‘Ik heb een aantal gekozen leiders tegen mij horen spreken die heel bot waren: ‘Deze rechtbank [the International Criminal Court] is gebouwd voor Afrika en voor misdadigers als Poetin’, vertelde een hoge leider mij.”

Het is moeilijk om te weten wat buitengewoner is: de aankondiging gisteren door aanklager Karim Khan van het Internationaal Strafhof (ICC) dat hij arrestatiebevelen zocht tegen Israëlische leiders, of de bovenstaande bekentenis, die hij dezelfde dag op CNN deed.

Het plan om hoge Israëlische leiders te arresteren vanwege de nu zeven maanden durende vernietiging van Gaza, waaronder premier Benjamin Netanyahu en minister van Defensie Yoav Gallant, brengt zowel de rechtbank als de wereld zelf in onbekende wateren. Welke leider die uitspraak ook tegen Khan heeft gedaan, ze hadden het niet helemaal bij het verkeerde eind, hoe cynisch het ook is: gedurende het grootste deel van zijn twintig jaar lange geschiedenis is het ICC eigenlijk vooral een middel geweest om achter de tinnen dictators in Afrika aan te gaan en exacte bestraffing van verschillende schurken en westerse tegenstanders in het Zuiden.

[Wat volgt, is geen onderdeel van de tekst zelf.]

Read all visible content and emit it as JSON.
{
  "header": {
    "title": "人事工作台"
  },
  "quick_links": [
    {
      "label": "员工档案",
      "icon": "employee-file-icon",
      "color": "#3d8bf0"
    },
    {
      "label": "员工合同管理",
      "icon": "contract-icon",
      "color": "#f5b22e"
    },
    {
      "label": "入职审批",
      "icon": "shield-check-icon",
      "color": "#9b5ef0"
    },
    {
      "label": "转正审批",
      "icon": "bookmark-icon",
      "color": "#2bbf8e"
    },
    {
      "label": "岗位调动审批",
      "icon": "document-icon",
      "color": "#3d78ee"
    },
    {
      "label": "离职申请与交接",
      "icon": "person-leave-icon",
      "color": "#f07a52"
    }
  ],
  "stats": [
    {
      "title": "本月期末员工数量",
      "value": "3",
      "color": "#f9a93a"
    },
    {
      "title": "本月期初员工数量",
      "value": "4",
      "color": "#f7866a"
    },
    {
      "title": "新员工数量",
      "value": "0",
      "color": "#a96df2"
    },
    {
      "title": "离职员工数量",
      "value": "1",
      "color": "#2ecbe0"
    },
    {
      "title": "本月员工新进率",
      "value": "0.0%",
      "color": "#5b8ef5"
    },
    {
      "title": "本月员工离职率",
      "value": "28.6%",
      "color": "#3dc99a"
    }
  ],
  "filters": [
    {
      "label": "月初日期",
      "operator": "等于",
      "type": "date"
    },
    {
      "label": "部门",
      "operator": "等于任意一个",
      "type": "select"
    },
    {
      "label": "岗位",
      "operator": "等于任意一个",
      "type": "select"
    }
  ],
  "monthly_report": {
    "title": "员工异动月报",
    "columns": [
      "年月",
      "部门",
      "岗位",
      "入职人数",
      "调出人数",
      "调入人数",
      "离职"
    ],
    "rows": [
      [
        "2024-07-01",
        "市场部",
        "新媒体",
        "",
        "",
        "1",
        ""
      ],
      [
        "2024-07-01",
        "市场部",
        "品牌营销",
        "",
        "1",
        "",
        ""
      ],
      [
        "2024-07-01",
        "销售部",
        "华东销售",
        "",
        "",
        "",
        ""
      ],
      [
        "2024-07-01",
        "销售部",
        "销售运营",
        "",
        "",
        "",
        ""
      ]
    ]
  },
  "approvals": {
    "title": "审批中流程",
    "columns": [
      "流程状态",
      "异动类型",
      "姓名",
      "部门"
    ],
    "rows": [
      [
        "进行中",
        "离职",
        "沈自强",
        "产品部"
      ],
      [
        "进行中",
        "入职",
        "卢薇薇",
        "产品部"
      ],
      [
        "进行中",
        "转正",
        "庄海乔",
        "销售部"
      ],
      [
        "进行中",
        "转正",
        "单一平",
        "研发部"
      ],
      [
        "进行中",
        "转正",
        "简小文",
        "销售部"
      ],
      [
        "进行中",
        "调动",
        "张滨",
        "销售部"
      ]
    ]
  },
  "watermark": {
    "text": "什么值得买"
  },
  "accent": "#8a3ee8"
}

In 2014, elf jaar na zijn bestaan, had het ICC alleen Afrikanen vervolgd, ondanks de tijdspanne die het door het Westen geleide oorlogen in Irak, Afghanistan, Libië, Syrië en Palestina omvatte. Tien jaar later was deze verhouding niet veel beter geworden: vóór deze aankondiging was bijna 90 procent van de aangeklaagden afkomstig uit het continent. Israël zal het eerste westerse land zijn, laat staan ​​een nauwe Amerikaanse partner, dat ooit door de rechtbank wordt aangeklaagd.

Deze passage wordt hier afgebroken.